The bald one's eyes closed and his belly quivered with high, tremulous laughter. "Tell him, Ursi!"
"Don't blame me!" the one called Ursi squeaked, then pointed a claw-like finger at a glowing disc in his belt. "Interference disturbed the scanner scope. I didn't see him until he fired!"
Baldy chuckled. "He was after food, not your ugly hide. But in your unseemly haste to escape, you dropped a valuable tool. A very careless blunder. And now instead of mold specimens, you've collected a human. I knew this expedition would prove interesting."
"We have to dispose of him!" Ursi shrieked and waved a black tube at Clark menacingly.
"You'd kill him to recover your tool?" Baldy's nose twitched. "Remember we prepare separate reports for the Council. Don't expect me to aid in breaking the law."
Ursi was painfully silent.
* * * * *
Baldy seemed to relish his companion's distress. "You realize, Ursi, you're responsible for this illegal contact? Also may I remind you that the Law reads in part: On pain of death, no human shall be molested, coerced or in any way injured by an expeditionary member's overt action."
"Can't we bargain with him?" Ursi asked irritably.
"Why, of course. Offer him our ship or your life," Baldy said.
Ursi scowled. "If we take the tool and induce amnesia--"
"The Law clearly prohibits that."
"Let him keep it then," Ursi said angrily, rubbing a pointed blue chin. "I'll destroy its power principle first."
Baldy sighed. "I repeat, this isn't a brainless Martian without legal rights. You abandoned it, a human found it. By merely picking up the tool, he establishes a salvage claim."
"You call that law?" Ursi raged. "Stupid technicalities that settle one problem to raise a worse one?"
"Until the Council ratifies the amendment foreseeing this contingency," Baldy explained, "you must abide by the original code."

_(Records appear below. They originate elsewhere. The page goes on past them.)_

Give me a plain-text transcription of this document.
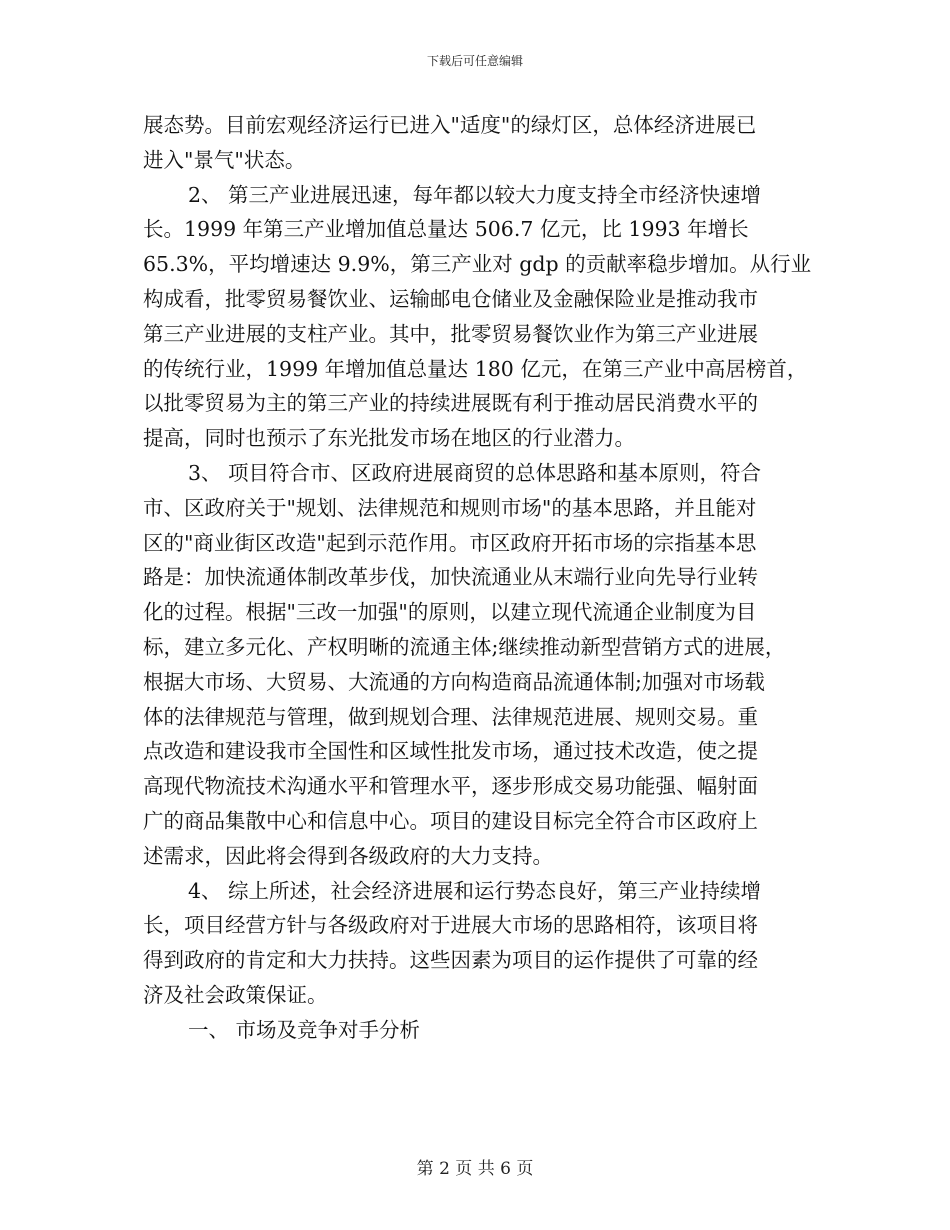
下载后可任意编辑

展态势。目前宏观经济运行已进入"适度"的绿灯区，总体经济进展已

进入"景气"状态。

2、 第三产业进展迅速，每年都以较大力度支持全市经济快速增

长。1999 年第三产业增加值总量达 506.7 亿元，比 1993 年增长

65.3%，平均增速达 9.9%，第三产业对 gdp 的贡献率稳步增加。从行业

构成看，批零贸易餐饮业、运输邮电仓储业及金融保险业是推动我市

第三产业进展的支柱产业。其中，批零贸易餐饮业作为第三产业进展

的传统行业，1999 年增加值总量达 180 亿元，在第三产业中高居榜首，

以批零贸易为主的第三产业的持续进展既有利于推动居民消费水平的

提高，同时也预示了东光批发市场在地区的行业潜力。

3、 项目符合市、区政府进展商贸的总体思路和基本原则，符合

市、区政府关于"规划、法律规范和规则市场"的基本思路，并且能对

区的"商业街区改造"起到示范作用。市区政府开拓市场的宗指基本思

路是：加快流通体制改革步伐，加快流通业从末端行业向先导行业转

化的过程。根据"三改一加强"的原则，以建立现代流通企业制度为目

标，建立多元化、产权明晰的流通主体;继续推动新型营销方式的进展，

根据大市场、大贸易、大流通的方向构造商品流通体制;加强对市场载

体的法律规范与管理，做到规划合理、法律规范进展、规则交易。重

点改造和建设我市全国性和区域性批发市场，通过技术改造，使之提

高现代物流技术沟通水平和管理水平，逐步形成交易功能强、幅射面

广的商品集散中心和信息中心。项目的建设目标完全符合市区政府上

述需求，因此将会得到各级政府的大力支持。

4、 综上所述，社会经济进展和运行势态良好，第三产业持续增

长，项目经营方针与各级政府对于进展大市场的思路相符，该项目将

得到政府的肯定和大力扶持。这些因素为项目的运作提供了可靠的经

济及社会政策保证。

一、 市场及竞争对手分析

第 2 页 共 6 页
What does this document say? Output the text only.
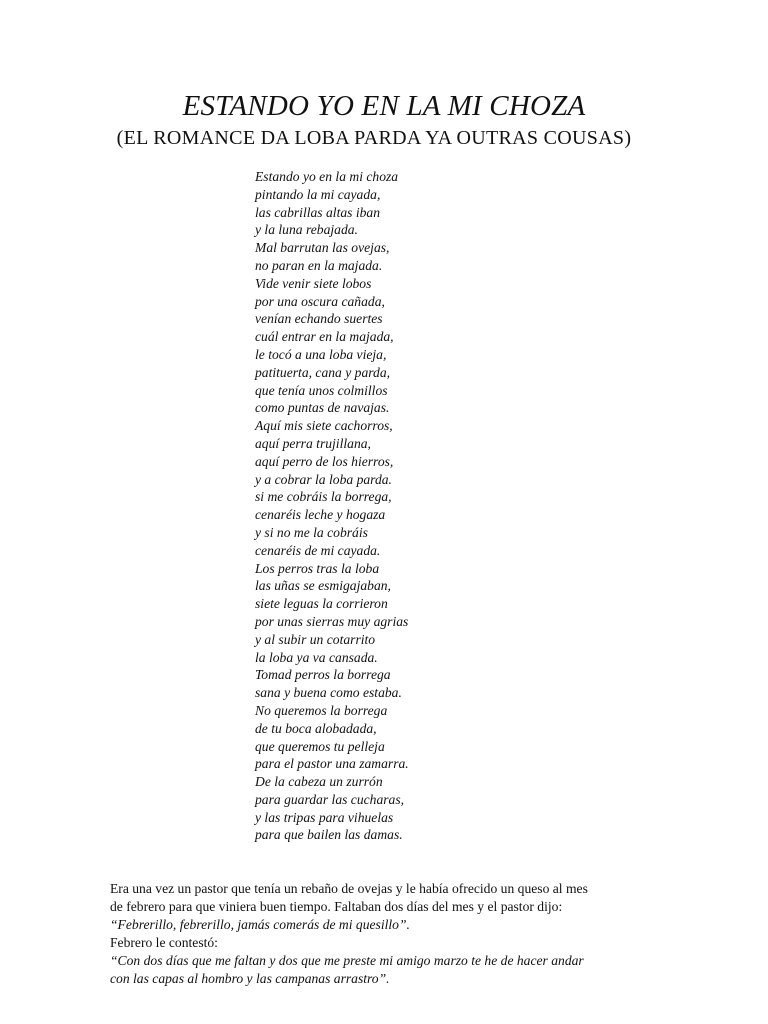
ESTANDO YO EN LA MI CHOZA
(EL ROMANCE DA LOBA PARDA YA OUTRAS COUSAS)
Estando yo en la mi choza
pintando la mi cayada,
las cabrillas altas iban
y la luna rebajada.
Mal barrutan las ovejas,
no paran en la majada.
Vide venir siete lobos
por una oscura cañada,
venían echando suertes
cuál entrar en la majada,
le tocó a una loba vieja,
patituerta, cana y parda,
que tenía unos colmillos
como puntas de navajas.
Aquí mis siete cachorros,
aquí perra trujillana,
aquí perro de los hierros,
y a cobrar la loba parda.
si me cobráis la borrega,
cenaréis leche y hogaza
y si no me la cobráis
cenaréis de mi cayada.
Los perros tras la loba
las uñas se esmigajaban,
siete leguas la corrieron
por unas sierras muy agrias
y al subir un cotarrito
la loba ya va cansada.
Tomad perros la borrega
sana y buena como estaba.
No queremos la borrega
de tu boca alobadada,
que queremos tu pelleja
para el pastor una zamarra.
De la cabeza un zurrón
para guardar las cucharas,
y las tripas para vihuelas
para que bailen las damas.

Era una vez un pastor que tenía un rebaño de ovejas y le había ofrecido un queso al mes

de febrero para que viniera buen tiempo. Faltaban dos días del mes y el pastor dijo:

“Febrerillo, febrerillo, jamás comerás de mi quesillo”.

Febrero le contestó:

“Con dos días que me faltan y dos que me preste mi amigo marzo te he de hacer andar

con las capas al hombro y las campanas arrastro”.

"But the tool's restricted!"
"Restricted for thirty solar years according to the Probability Graphs," mused Baldy. "You should have thought of that."
Ursi's wide glittering eyes terrified Clark. But after an agonizing silence, he heard Ursi whine fearfully, "We can't allow this! Can't you read his basic attitudes? He's suffering from the Korb power complex."
Baldy shrugged. "Your misfortune, my dear Ursi."
Ursi edged warily toward Clark as if he were a ferocious but chained beast. "Your nation is a member of the Western Alliance?"
Bewildered, Clark cleared his throat. "Yes."
"You have atomic weapons you intend using against your enemy--against the Eastern Empire?"
"If they attack us," Clark muttered nervously.
Ursi shot an accusing look at Baldy who frowned. "They're vicious little children!" Ursi ranted. "The decision placing the tool on the restricted list is perfectly justified. We made no effort to hinder their atomic researches. But in the case of this tool.... They have the ingenuity to combine it with atomic bombs! If he returns with it, he'll wreck a thousand years of human culture!"
Ursi's excited words puzzled Clark who was overcoming his early shock. But the cylinder in his pocket was still more baffling. What was it? What terrible power did it control?
"Spare your world suffering." Ursi warned. "Surrender it to me."
Clark considered. Sheltered by their "Law," he knew he could make a free decision. The thing was powerful. But they claimed it was exceedingly dangerous, and they seemed wiser, far wiser, than men. The mysterious force still binding him and their hints of "restrictions" on human progress convinced him of that. Still, possession was nine-tenths of any law.... He calculated nervously.
"Well?" Ursi shrilled. "Your hands are now free to move."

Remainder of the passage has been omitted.